We normally rely on variance to determine the origin point but does R1a variance peak in the steppes area?  
In the R1a1a project, the oldest R1a branches by snp are among Scandinavian and other NW Europeans.  The Ukraine and Russian members are under downstream mutations as are the south/central Asian ones.  There is older upstream R1a in SW Asia.  So, in a broad sense it looks like 1) R1a starts in the east, SW Asia in this case, 2) goes to Europe, 3)then turns around and expands back toward the east.  2 fits well with Corded-Ware and 3 fits with later IE and Slavic movements.  As for when and where R1a entered Europe is even more uncertain.
The one area Anatole Klyosov should know is R1a1 TMRCAs. I wouldn't get too hung up on his language theories. Here is what he says about movements and expansions.
Quote
The haplogroup R1a1 was practically saved by the fact that 4,800 years ago, in the beginning of the third millennium BC, its bearers moved from Europe to the Eastern European Plains, and settled the territory from the Baltic to the Black Sea, 4,500 BP they were already in the Caucasus, 3,600 BP they were in Anatolia (according to the haplotypes of the R1a1 haplogroup in modern Anatolia).
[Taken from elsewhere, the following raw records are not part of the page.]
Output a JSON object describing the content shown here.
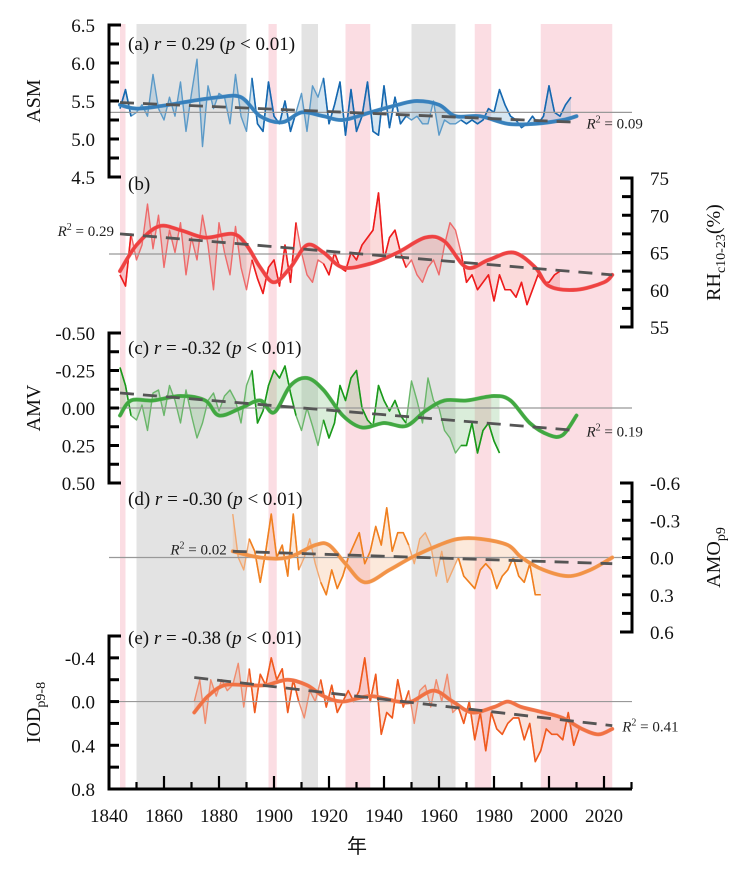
{
  "chart_data": {
    "type": "line",
    "xlabel": "年",
    "xlim": [
      1840,
      2030
    ],
    "x_ticks": [
      "1840",
      "1860",
      "1880",
      "1900",
      "1920",
      "1940",
      "1960",
      "1980",
      "2000",
      "2020"
    ],
    "bands": [
      {
        "type": "pink",
        "start": 1844,
        "end": 1846
      },
      {
        "type": "gray",
        "start": 1850,
        "end": 1890
      },
      {
        "type": "pink",
        "start": 1898,
        "end": 1901
      },
      {
        "type": "gray",
        "start": 1910,
        "end": 1916
      },
      {
        "type": "pink",
        "start": 1926,
        "end": 1935
      },
      {
        "type": "gray",
        "start": 1950,
        "end": 1966
      },
      {
        "type": "pink",
        "start": 1973,
        "end": 1979
      },
      {
        "type": "pink",
        "start": 1997,
        "end": 2023
      }
    ],
    "colors": {
      "pink_band": "#fbdde3",
      "gray_band": "#e3e3e3",
      "trend": "#555555",
      "ref_line": "#999999"
    },
    "panels": [
      {
        "id": "a",
        "label_prefix": "(a) ",
        "r_symbol": "r",
        "r_text": " = 0.29 (",
        "p_symbol": "p",
        "p_text": " < 0.01)",
        "ylabel": "ASM",
        "axis_side": "left",
        "ylim": [
          4.5,
          6.5
        ],
        "inverted": false,
        "y_ticks": [
          "6.5",
          "6.0",
          "5.5",
          "5.0",
          "4.5"
        ],
        "ref": 5.35,
        "r2": "R² = 0.09",
        "r2_value": 0.09,
        "r2_position": "right",
        "color_dark": "#1668b0",
        "color_light": "#5b9ac8",
        "trend": {
          "x": [
            1844,
            2010
          ],
          "y": [
            5.48,
            5.22
          ]
        },
        "smooth": {
          "x": [
            1844,
            1850,
            1860,
            1870,
            1880,
            1888,
            1895,
            1903,
            1910,
            1918,
            1925,
            1935,
            1945,
            1952,
            1960,
            1966,
            1975,
            1985,
            1995,
            2005,
            2010
          ],
          "y": [
            5.45,
            5.4,
            5.44,
            5.5,
            5.55,
            5.55,
            5.3,
            5.22,
            5.35,
            5.3,
            5.25,
            5.35,
            5.45,
            5.5,
            5.45,
            5.3,
            5.3,
            5.2,
            5.2,
            5.25,
            5.3
          ]
        },
        "raw": {
          "start": 1844,
          "step": 2,
          "y": [
            5.4,
            5.65,
            5.3,
            5.35,
            5.45,
            5.3,
            5.85,
            5.4,
            5.25,
            5.55,
            5.3,
            5.75,
            5.1,
            5.6,
            6.05,
            4.9,
            5.7,
            5.4,
            5.6,
            5.55,
            5.2,
            5.85,
            5.3,
            5.1,
            5.8,
            5.2,
            5.1,
            5.75,
            5.3,
            5.2,
            5.5,
            5.1,
            5.35,
            5.6,
            5.1,
            5.7,
            5.55,
            5.8,
            5.2,
            5.45,
            5.75,
            5.05,
            5.65,
            5.1,
            5.3,
            5.75,
            5.1,
            5.05,
            5.7,
            5.15,
            5.55,
            5.2,
            5.3,
            5.25,
            5.3,
            5.2,
            5.2,
            5.5,
            5.05,
            5.25,
            5.2,
            5.2,
            5.25,
            5.2,
            5.25,
            5.2,
            5.25,
            5.4,
            5.35,
            5.65,
            5.45,
            5.3,
            5.25,
            5.15,
            5.2,
            5.3,
            5.2,
            5.3,
            5.7,
            5.35,
            5.3,
            5.45,
            5.55
          ]
        }
      },
      {
        "id": "b",
        "label_prefix": "(b)",
        "r_symbol": "",
        "r_text": "",
        "p_symbol": "",
        "p_text": "",
        "ylabel": "RHc10-23(%)",
        "ylabel_main": "RH",
        "ylabel_sub": "c10-23",
        "ylabel_suffix": "(%)",
        "axis_side": "right",
        "ylim": [
          55,
          75
        ],
        "inverted": false,
        "y_ticks": [
          "75",
          "70",
          "65",
          "60",
          "55"
        ],
        "ref": 64.8,
        "r2": "R² = 0.29",
        "r2_value": 0.29,
        "r2_position": "left",
        "color_dark": "#ee1c1c",
        "color_light": "#ee6a6a",
        "trend": {
          "x": [
            1844,
            2023
          ],
          "y": [
            67.5,
            62.0
          ]
        },
        "smooth": {
          "x": [
            1844,
            1850,
            1858,
            1866,
            1875,
            1885,
            1890,
            1895,
            1900,
            1906,
            1912,
            1918,
            1925,
            1935,
            1945,
            1955,
            1962,
            1970,
            1978,
            1987,
            1995,
            2000,
            2010,
            2020,
            2023
          ],
          "y": [
            62.5,
            66,
            68.5,
            68,
            67,
            67.5,
            66,
            63,
            61,
            63,
            66,
            65,
            63,
            63.5,
            65,
            67,
            66.5,
            63,
            64,
            65,
            63,
            60.5,
            60,
            61,
            62
          ]
        },
        "raw": {
          "start": 1844,
          "step": 2,
          "y": [
            62,
            60.5,
            67.5,
            64,
            66,
            71.5,
            65.5,
            70,
            63,
            68,
            65,
            69,
            62,
            67,
            64,
            70,
            66,
            60,
            69,
            65,
            62,
            68.5,
            63,
            60,
            64,
            61.5,
            59.5,
            63,
            64,
            60.5,
            66,
            61,
            69,
            65,
            62,
            61,
            64,
            63.5,
            62,
            65,
            63,
            62.5,
            65,
            64,
            66,
            67,
            68,
            73,
            64,
            67,
            68,
            65,
            63,
            64,
            62,
            61,
            63,
            64,
            62,
            66,
            69,
            68,
            65,
            61,
            62,
            60,
            61,
            62,
            58.5,
            62,
            60,
            60,
            59,
            61,
            58,
            60,
            62,
            61,
            61,
            62,
            62.5
          ]
        }
      },
      {
        "id": "c",
        "label_prefix": "(c) ",
        "r_symbol": "r",
        "r_text": " = -0.32 (",
        "p_symbol": "p",
        "p_text": " < 0.01)",
        "ylabel": "AMV",
        "axis_side": "left",
        "ylim": [
          -0.5,
          0.5
        ],
        "inverted": true,
        "y_ticks": [
          "-0.50",
          "-0.25",
          "0.00",
          "0.25",
          "0.50"
        ],
        "ref": 0.0,
        "r2": "R² = 0.19",
        "r2_value": 0.19,
        "r2_position": "right",
        "color_dark": "#1a9a1a",
        "color_light": "#6ab66a",
        "trend": {
          "x": [
            1844,
            2010
          ],
          "y": [
            -0.1,
            0.15
          ]
        },
        "smooth": {
          "x": [
            1844,
            1848,
            1856,
            1866,
            1875,
            1880,
            1888,
            1895,
            1900,
            1906,
            1912,
            1918,
            1925,
            1932,
            1940,
            1948,
            1955,
            1962,
            1970,
            1980,
            1986,
            1993,
            2000,
            2005,
            2010
          ],
          "y": [
            0.05,
            -0.05,
            -0.05,
            -0.08,
            -0.05,
            0.05,
            0.0,
            -0.05,
            0.03,
            -0.15,
            -0.2,
            -0.12,
            0.05,
            0.13,
            0.1,
            0.12,
            0.02,
            -0.05,
            -0.05,
            -0.08,
            -0.05,
            0.1,
            0.18,
            0.18,
            0.05
          ]
        },
        "raw": {
          "start": 1844,
          "step": 2,
          "y": [
            -0.27,
            -0.15,
            0.05,
            0.08,
            -0.02,
            0.15,
            -0.1,
            -0.12,
            0.05,
            -0.15,
            -0.05,
            0.1,
            -0.12,
            0.05,
            0.2,
            0.1,
            -0.05,
            -0.1,
            0.02,
            -0.08,
            -0.12,
            -0.05,
            0.1,
            -0.15,
            -0.25,
            0.1,
            0.02,
            -0.15,
            -0.25,
            -0.2,
            -0.28,
            -0.1,
            0.05,
            0.15,
            0.0,
            0.12,
            0.25,
            0.08,
            0.2,
            0.1,
            -0.15,
            -0.05,
            -0.2,
            -0.25,
            0.0,
            0.08,
            0.12,
            -0.15,
            -0.05,
            0.02,
            -0.05,
            0.05,
            0.1,
            -0.18,
            -0.05,
            0.1,
            -0.2,
            -0.05,
            0.0,
            0.15,
            0.2,
            0.3,
            0.25,
            0.25,
            0.1,
            0.3,
            0.15,
            0.1,
            0.22,
            0.3
          ]
        }
      },
      {
        "id": "d",
        "label_prefix": "(d) ",
        "r_symbol": "r",
        "r_text": " = -0.30 (",
        "p_symbol": "p",
        "p_text": " < 0.01)",
        "ylabel": "AMOp9",
        "ylabel_main": "AMO",
        "ylabel_sub": "p9",
        "ylabel_suffix": "",
        "axis_side": "right",
        "ylim": [
          -0.6,
          0.6
        ],
        "inverted": true,
        "y_ticks": [
          "-0.6",
          "-0.3",
          "0.0",
          "0.3",
          "0.6"
        ],
        "ref": 0.0,
        "r2": "R² = 0.02",
        "r2_value": 0.02,
        "r2_position": "left",
        "color_dark": "#f08020",
        "color_light": "#f2a870",
        "trend": {
          "x": [
            1885,
            2023
          ],
          "y": [
            -0.05,
            0.05
          ]
        },
        "smooth": {
          "x": [
            1885,
            1895,
            1905,
            1915,
            1920,
            1926,
            1933,
            1942,
            1950,
            1960,
            1967,
            1975,
            1985,
            1990,
            1998,
            2007,
            2015,
            2023
          ],
          "y": [
            -0.05,
            0.0,
            0.0,
            -0.1,
            -0.1,
            0.05,
            0.2,
            0.1,
            0.0,
            -0.1,
            -0.15,
            -0.15,
            -0.1,
            0.0,
            0.1,
            0.15,
            0.1,
            0.0
          ]
        },
        "raw": {
          "start": 1885,
          "step": 2,
          "y": [
            -0.35,
            0.0,
            0.1,
            -0.15,
            -0.05,
            0.2,
            -0.05,
            -0.35,
            0.0,
            -0.1,
            0.15,
            -0.35,
            0.1,
            0.0,
            -0.15,
            0.05,
            0.2,
            0.3,
            0.1,
            0.25,
            0.15,
            0.0,
            -0.1,
            -0.2,
            0.05,
            -0.05,
            -0.25,
            -0.1,
            -0.4,
            -0.05,
            -0.2,
            -0.2,
            -0.1,
            0.05,
            -0.15,
            -0.2,
            -0.1,
            0.15,
            -0.05,
            0.2,
            0.1,
            0.0,
            0.15,
            0.2,
            0.25,
            0.1,
            0.05,
            0.1,
            0.25,
            0.15,
            0.1,
            0.0,
            0.15,
            0.2,
            0.05,
            0.3,
            0.3
          ]
        }
      },
      {
        "id": "e",
        "label_prefix": "(e) ",
        "r_symbol": "r",
        "r_text": " = -0.38 (",
        "p_symbol": "p",
        "p_text": " < 0.01)",
        "ylabel": "IODp9-8",
        "ylabel_main": "IOD",
        "ylabel_sub": "p9-8",
        "ylabel_suffix": "",
        "axis_side": "left",
        "ylim": [
          -0.6,
          0.8
        ],
        "inverted": true,
        "y_ticks": [
          "-0.4",
          "0.0",
          "0.4",
          "0.8"
        ],
        "ref": 0.0,
        "r2": "R² = 0.41",
        "r2_value": 0.41,
        "r2_position": "right",
        "color_dark": "#f05a1e",
        "color_light": "#f08c6e",
        "trend": {
          "x": [
            1871,
            2023
          ],
          "y": [
            -0.22,
            0.22
          ]
        },
        "smooth": {
          "x": [
            1871,
            1876,
            1882,
            1890,
            1897,
            1905,
            1912,
            1918,
            1925,
            1935,
            1945,
            1950,
            1958,
            1965,
            1972,
            1980,
            1985,
            1990,
            1998,
            2005,
            2012,
            2018,
            2023
          ],
          "y": [
            0.1,
            -0.05,
            -0.15,
            -0.15,
            -0.15,
            -0.2,
            -0.15,
            -0.05,
            0.0,
            -0.05,
            0.0,
            0.0,
            -0.1,
            0.0,
            0.1,
            0.05,
            0.0,
            0.05,
            0.1,
            0.15,
            0.25,
            0.3,
            0.25
          ]
        },
        "raw": {
          "start": 1871,
          "step": 2,
          "y": [
            0.0,
            -0.2,
            0.2,
            -0.2,
            -0.05,
            -0.2,
            -0.1,
            -0.15,
            -0.35,
            0.05,
            -0.3,
            0.1,
            -0.25,
            -0.15,
            -0.4,
            -0.2,
            -0.3,
            0.1,
            -0.2,
            0.0,
            0.15,
            -0.1,
            0.0,
            -0.2,
            0.05,
            -0.15,
            0.1,
            0.0,
            -0.1,
            0.0,
            -0.1,
            -0.4,
            0.0,
            -0.25,
            0.3,
            0.1,
            0.15,
            -0.2,
            0.05,
            -0.1,
            0.2,
            -0.1,
            -0.15,
            0.05,
            -0.2,
            0.0,
            -0.25,
            0.1,
            0.05,
            0.2,
            0.0,
            0.35,
            0.1,
            0.45,
            0.1,
            0.25,
            0.3,
            0.2,
            0.15,
            0.15,
            0.35,
            0.2,
            0.55,
            0.45,
            0.25,
            0.3,
            0.3,
            0.35,
            0.1,
            0.4,
            0.25
          ]
        }
      }
    ]
  }
}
Meanwhile, across the Eastern European Plain they migrated to the southern Ural, and around 4,000 BP on to the southern Siberia, at that time they founded the Andronovo archaeological culture, colonized Central Asia (4,000 - 3,500 BP), and approximately 3,500 BP a part of them went to India and Iran as Aryans, bringing along the Aryan dialects, which effectively closed the linguistic link with the Aryan languages (R1a1) and led to the emergence of the Indo-European family of languages.

4,500-4,000 years ago the R1a1 disappeared from the Western and Central Europe, Europe became Türkic-speaking with the arrival of the people carrying R1b haplogroup (the beginning of the 3rd millennium BC), and that lasted until the middle of the 1st millennium BC (3,000-2,500 years BP), when the haplogroup R1a1 re-populated the Western and Central Europe...
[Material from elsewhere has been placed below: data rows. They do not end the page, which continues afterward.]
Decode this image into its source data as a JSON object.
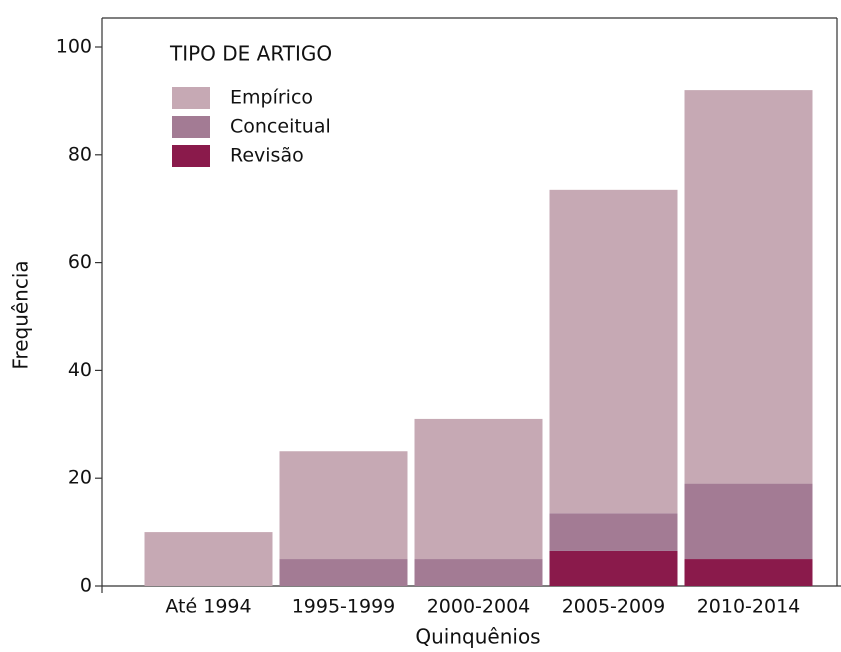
{
  "chart_data": {
    "type": "stacked_bar",
    "categories": [
      "Até 1994",
      "1995-1999",
      "2000-2004",
      "2005-2009",
      "2010-2014"
    ],
    "series": [
      {
        "name": "Empírico",
        "color": "#c6a9b4",
        "values": [
          10,
          20,
          26,
          60,
          73
        ]
      },
      {
        "name": "Conceitual",
        "color": "#a37b94",
        "values": [
          0,
          5,
          5,
          7,
          14
        ]
      },
      {
        "name": "Revisão",
        "color": "#8a1a4b",
        "values": [
          0,
          0,
          0,
          6.5,
          5
        ]
      }
    ],
    "legend_title": "TIPO DE ARTIGO",
    "xlabel": "Quinquênios",
    "ylabel": "Frequência",
    "ylim": [
      0,
      100
    ],
    "yticks": [
      0,
      20,
      40,
      60,
      80,
      100
    ],
    "grid": false,
    "legend": "upper left"
  }
}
http://www.turkicworld.org/turkic/60_Genetics/Klyosov2010DNK-GenealogyEn.htm

I wonder that if there was an early wave of R1a1 to Scandinavia, if it spoke IE or stayed IE speaking. If R1a1 brought IE in N. Europe early, you'd think there would some other early branching from Germanic.  How do the Balto-Slavic IE languages relate to Germanic?  Any clues as to their sequence?